3. I get second Access Token from step 2 but this time "authenticated_by" field is "password" and "totp" (multiple)
4. Then I save this JWT Token in session myself:
session["test"] = jwt_token
I'm using Svelte App without default Rodauth templates, so I'm rebuilding the same login/authentication concept myself.
However, I have no idea how I'm going to validate if this JWT Token is:
1. logged_in?
2. authenticated?
Is there any method in Rodauth like:
# session["test"] is JWT Token stored by Roda app using client's POST Data on login
user = rodauth.login_from_jwt(session["test"])

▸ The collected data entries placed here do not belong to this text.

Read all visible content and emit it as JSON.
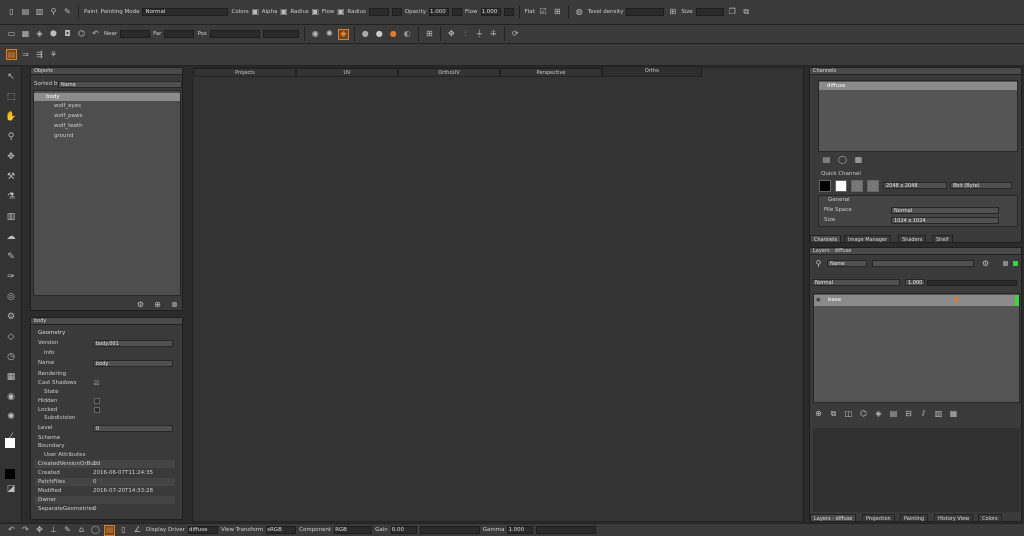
{
  "toolbar1": {
    "paint": "Paint",
    "painting_mode_label": "Painting Mode",
    "painting_mode_value": "Normal",
    "colors": "Colors",
    "alpha": "Alpha",
    "radius": "Radius",
    "flow": "Flow",
    "radius2": "Radius",
    "opacity": "Opacity",
    "opacity_value": "1.000",
    "flow2": "Flow",
    "flow2_value": "1.000",
    "flat": "Flat",
    "texel_density": "Texel density",
    "size": "Size"
  },
  "toolbar2": {
    "near": "Near",
    "far": "Far",
    "pos": "Pos"
  },
  "tabs": [
    "Projects",
    "UV",
    "OrthoUV",
    "Perspective",
    "Ortho"
  ],
  "objects": {
    "title": "Objects",
    "sorted_by": "Sorted by",
    "sorted_value": "Name",
    "items": [
      "body",
      "wolf_eyes",
      "wolf_paws",
      "wolf_teeth",
      "ground"
    ]
  },
  "props": {
    "title": "body",
    "geometry": "Geometry",
    "version": "Version",
    "version_value": "body.001",
    "info": "Info",
    "name": "Name",
    "name_value": "body",
    "rendering": "Rendering",
    "cast_shadows": "Cast Shadows",
    "state": "State",
    "hidden": "Hidden",
    "locked": "Locked",
    "subdivision": "Subdivision",
    "level": "Level",
    "level_value": "0",
    "scheme": "Scheme",
    "boundary": "Boundary",
    "user_attributes": "User Attributes",
    "attrs": [
      {
        "k": "CreatedVersionOrBuild",
        "v": "1"
      },
      {
        "k": "Created",
        "v": "2016-06-07T11:24:35"
      },
      {
        "k": "PatchFiles",
        "v": "0"
      },
      {
        "k": "Modified",
        "v": "2016-07-20T14:33:28"
      },
      {
        "k": "Owner",
        "v": ""
      },
      {
        "k": "SeparateGeometries",
        "v": "0"
      }
    ]
  },
  "channels": {
    "title": "Channels",
    "item": "diffuse",
    "quick_channel": "Quick Channel",
    "res1": "2048 x 2048",
    "bit_depth": "8bit (Byte)",
    "general": "General",
    "file_space": "File Space",
    "file_space_value": "Normal",
    "size": "Size",
    "size_value": "1024 x 1024",
    "tabs": [
      "Channels",
      "Image Manager",
      "Shaders",
      "Shelf"
    ]
  },
  "layers": {
    "title": "Layers - diffuse",
    "filter": "Name",
    "blend": "Normal",
    "opacity": "1.000",
    "layer_name": "base",
    "tabs": [
      "Layers - diffuse",
      "Projection",
      "Painting",
      "History View",
      "Colors"
    ]
  },
  "status": {
    "display_driver": "Display Driver",
    "display_driver_value": "diffuse",
    "view_transform": "View Transform",
    "view_transform_value": "sRGB",
    "component": "Component",
    "component_value": "RGB",
    "gain": "Gain",
    "gain_value": "0.00",
    "gamma": "Gamma",
    "gamma_value": "1.000"
  }
}
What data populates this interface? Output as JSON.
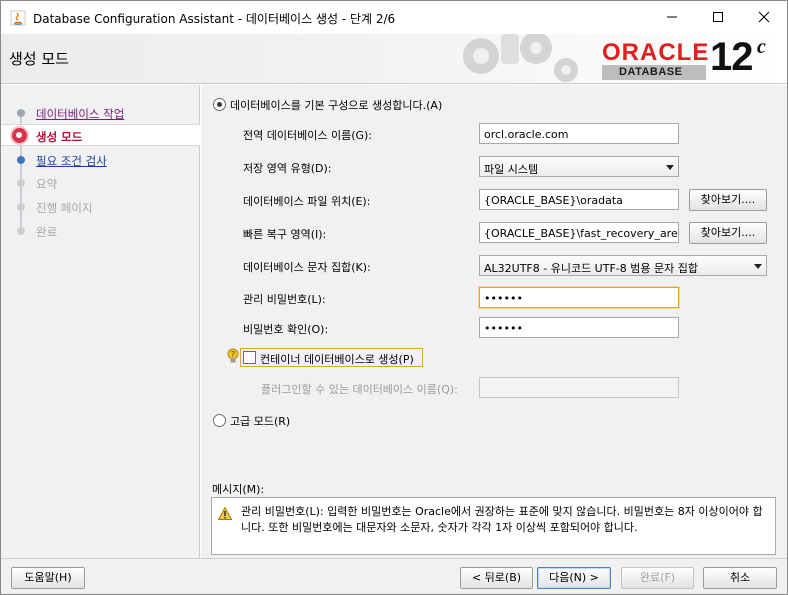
{
  "window": {
    "title": "Database Configuration Assistant - 데이터베이스 생성 - 단계 2/6",
    "minimize_icon": "minimize-icon",
    "maximize_icon": "maximize-icon",
    "close_icon": "close-icon"
  },
  "header": {
    "title": "생성 모드",
    "brand": "ORACLE",
    "product": "DATABASE",
    "version": "12",
    "version_sup": "c",
    "brand_color": "#e0201d"
  },
  "sidebar": {
    "items": [
      {
        "label": "데이터베이스 작업",
        "state": "done"
      },
      {
        "label": "생성 모드",
        "state": "current"
      },
      {
        "label": "필요 조건 검사",
        "state": "next"
      },
      {
        "label": "요약",
        "state": "disabled"
      },
      {
        "label": "진행 페이지",
        "state": "disabled"
      },
      {
        "label": "완료",
        "state": "disabled"
      }
    ]
  },
  "form": {
    "default_config_radio": "데이터베이스를 기본 구성으로 생성합니다.(A)",
    "global_db_name": {
      "label": "전역 데이터베이스 이름(G):",
      "value": "orcl.oracle.com"
    },
    "storage_type": {
      "label": "저장 영역 유형(D):",
      "value": "파일 시스템"
    },
    "db_file_location": {
      "label": "데이터베이스 파일 위치(E):",
      "value": "{ORACLE_BASE}\\oradata",
      "browse": "찾아보기...."
    },
    "fast_recovery_area": {
      "label": "빠른 복구 영역(I):",
      "value": "{ORACLE_BASE}\\fast_recovery_area",
      "browse": "찾아보기...."
    },
    "charset": {
      "label": "데이터베이스 문자 집합(K):",
      "value": "AL32UTF8 - 유니코드 UTF-8 범용 문자 집합"
    },
    "admin_password": {
      "label": "관리 비밀번호(L):",
      "value": "••••••"
    },
    "confirm_password": {
      "label": "비밀번호 확인(O):",
      "value": "••••••"
    },
    "container_db_checkbox": "컨테이너 데이터베이스로 생성(P)",
    "pluggable_db_name": {
      "label": "플러그인할 수 있는 데이터베이스 이름(Q):",
      "value": ""
    },
    "advanced_mode_radio": "고급 모드(R)"
  },
  "messages": {
    "title": "메시지(M):",
    "text": "관리 비밀번호(L): 입력한 비밀번호는 Oracle에서 권장하는 표준에 맞지 않습니다. 비밀번호는 8자 이상이어야 합니다. 또한 비밀번호에는 대문자와 소문자, 숫자가 각각 1자 이상씩 포함되어야 합니다."
  },
  "footer": {
    "help": "도움말(H)",
    "back": "< 뒤로(B)",
    "next": "다음(N) >",
    "finish": "완료(F)",
    "cancel": "취소"
  }
}
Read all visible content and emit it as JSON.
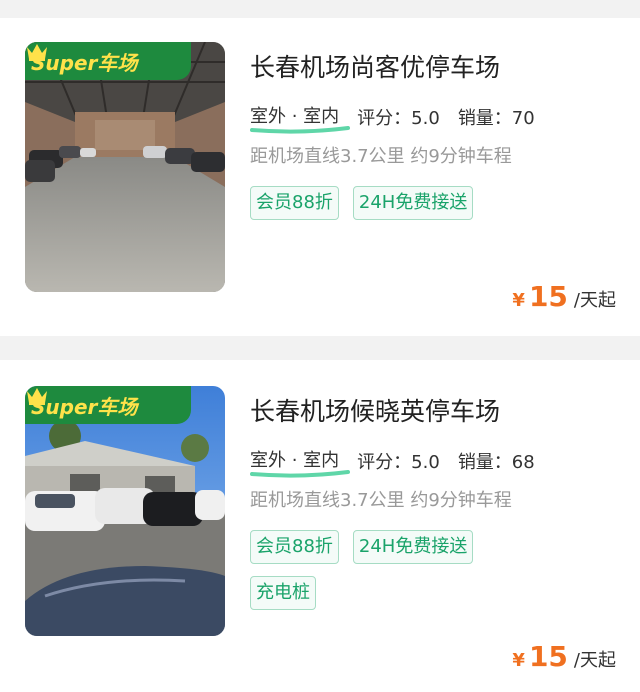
{
  "badge_text": "Super车场",
  "lots": [
    {
      "name": "长春机场尚客优停车场",
      "location": "室外 · 室内",
      "rating": "评分：5.0",
      "sales": "销量：70",
      "distance": "距机场直线3.7公里 约9分钟车程",
      "tags": [
        "会员88折",
        "24H免费接送"
      ],
      "currency": "¥",
      "price": "15",
      "price_unit": "/天起"
    },
    {
      "name": "长春机场候晓英停车场",
      "location": "室外 · 室内",
      "rating": "评分：5.0",
      "sales": "销量：68",
      "distance": "距机场直线3.7公里 约9分钟车程",
      "tags": [
        "会员88折",
        "24H免费接送",
        "充电桩"
      ],
      "currency": "¥",
      "price": "15",
      "price_unit": "/天起"
    }
  ],
  "colors": {
    "accent": "#1aa36a",
    "price": "#f07020",
    "badge": "#1e8a3e",
    "badge_text": "#ffe24a"
  }
}
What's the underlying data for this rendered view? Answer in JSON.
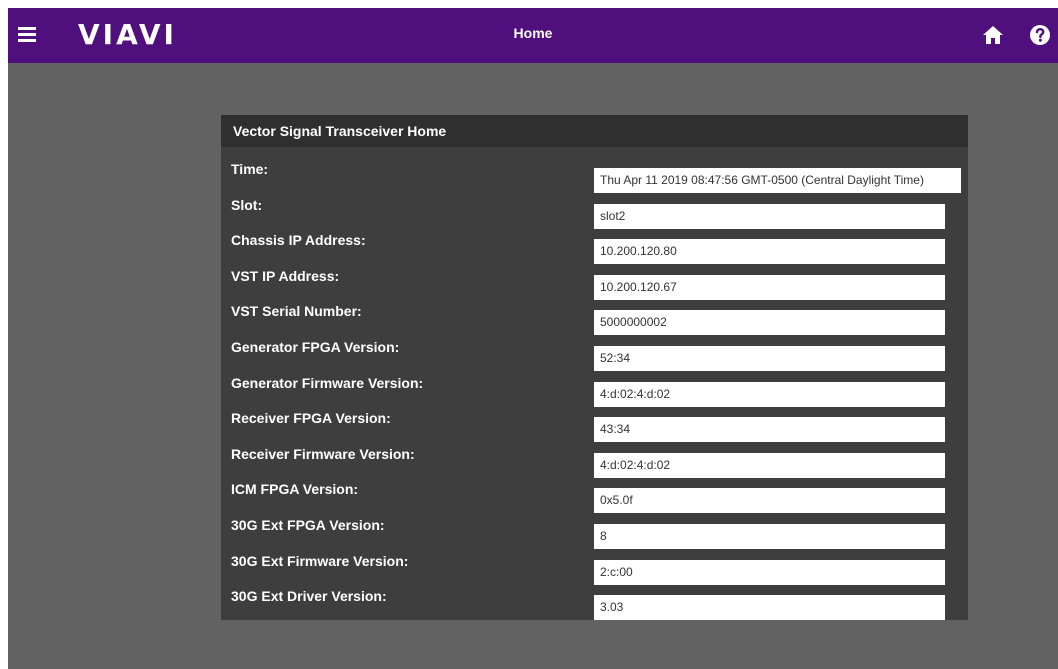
{
  "topbar": {
    "logo": "VIAVI",
    "title": "Home",
    "bg_color": "#4f0f7c"
  },
  "icons": {
    "menu": "menu-icon",
    "home": "home-icon",
    "help": "help-icon"
  },
  "panel": {
    "title": "Vector Signal Transceiver Home",
    "rows": [
      {
        "label": "Time:",
        "value": "Thu Apr 11 2019 08:47:56 GMT-0500 (Central Daylight Time)"
      },
      {
        "label": "Slot:",
        "value": "slot2"
      },
      {
        "label": "Chassis IP Address:",
        "value": "10.200.120.80"
      },
      {
        "label": "VST IP Address:",
        "value": "10.200.120.67"
      },
      {
        "label": "VST Serial Number:",
        "value": "5000000002"
      },
      {
        "label": "Generator FPGA Version:",
        "value": "52:34"
      },
      {
        "label": "Generator Firmware Version:",
        "value": "4:d:02:4:d:02"
      },
      {
        "label": "Receiver FPGA Version:",
        "value": "43:34"
      },
      {
        "label": "Receiver Firmware Version:",
        "value": "4:d:02:4:d:02"
      },
      {
        "label": "ICM FPGA Version:",
        "value": "0x5.0f"
      },
      {
        "label": "30G Ext FPGA Version:",
        "value": "8"
      },
      {
        "label": "30G Ext Firmware Version:",
        "value": "2:c:00"
      },
      {
        "label": "30G Ext Driver Version:",
        "value": "3.03"
      }
    ]
  }
}
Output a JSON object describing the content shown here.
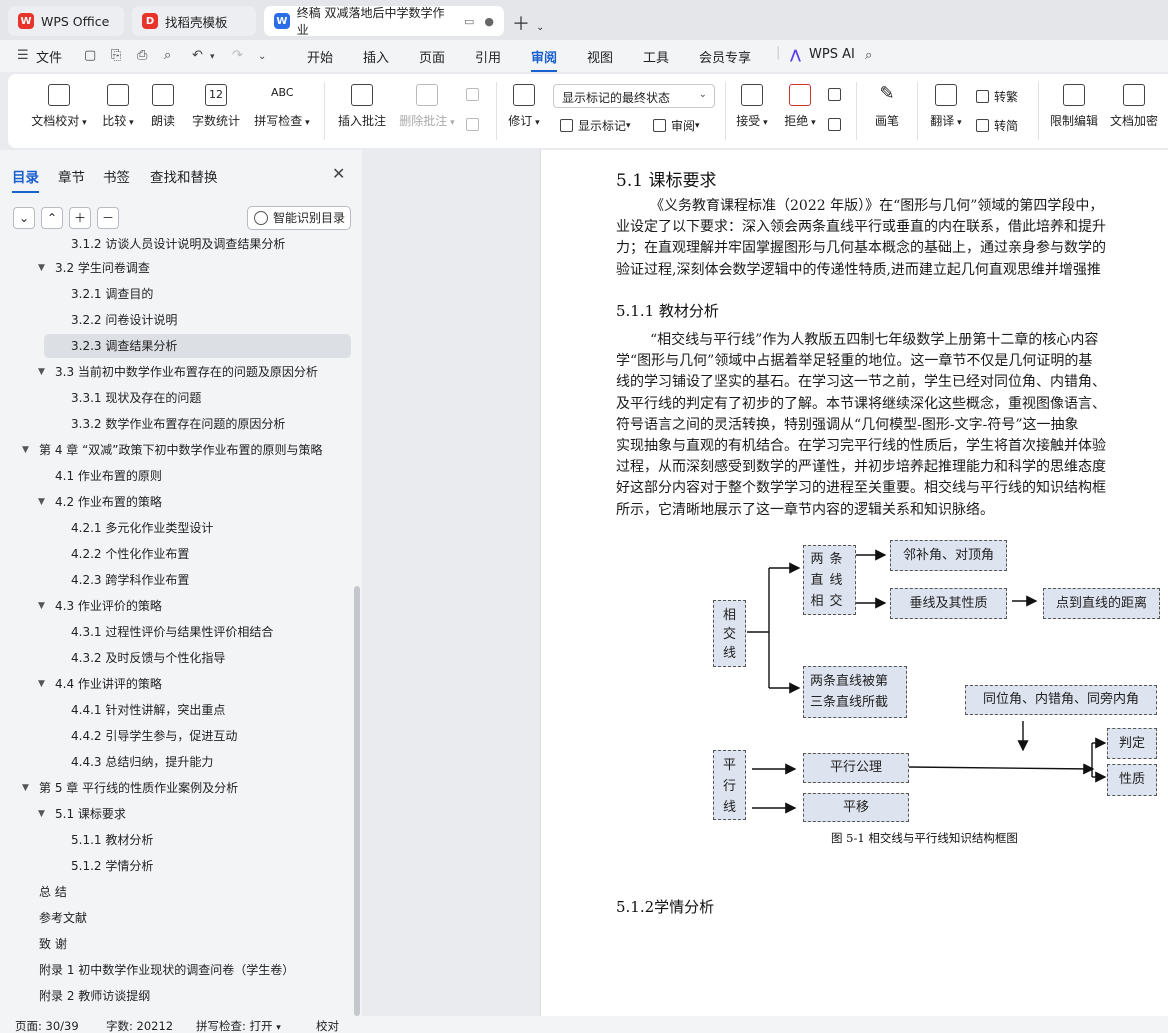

user.logged_in? -> account_id
user.authenticated? -> false # however it should be true because that JWT is multi factor authenticated.
Basically, I'm trying to login and authenticate user via Svelte App by sending data to backend server and if everything is successful I'll store the JWT Token (or another?) in cookie/session so that next time user opens the login page it will remember.
Remember me feature works very well on standart Roda Views/Roda Config but on JSON API Mode I need to make my own remember_me. However, I need to check both logged_in? and authenticated? are OK inside Roda using JWT or similar approach. (Any advice would be helpful)
Note: No, I cannot use the standard HTML and Views :( Due to our application's nature it should be separated. Authentication server is fully on API Mode.
Note 2: Does checking If "logged_in? is not nil" and "authenticated_by.length >= 2" is a correct approach? Should I check this fields myself or is there any rodauth api for this task?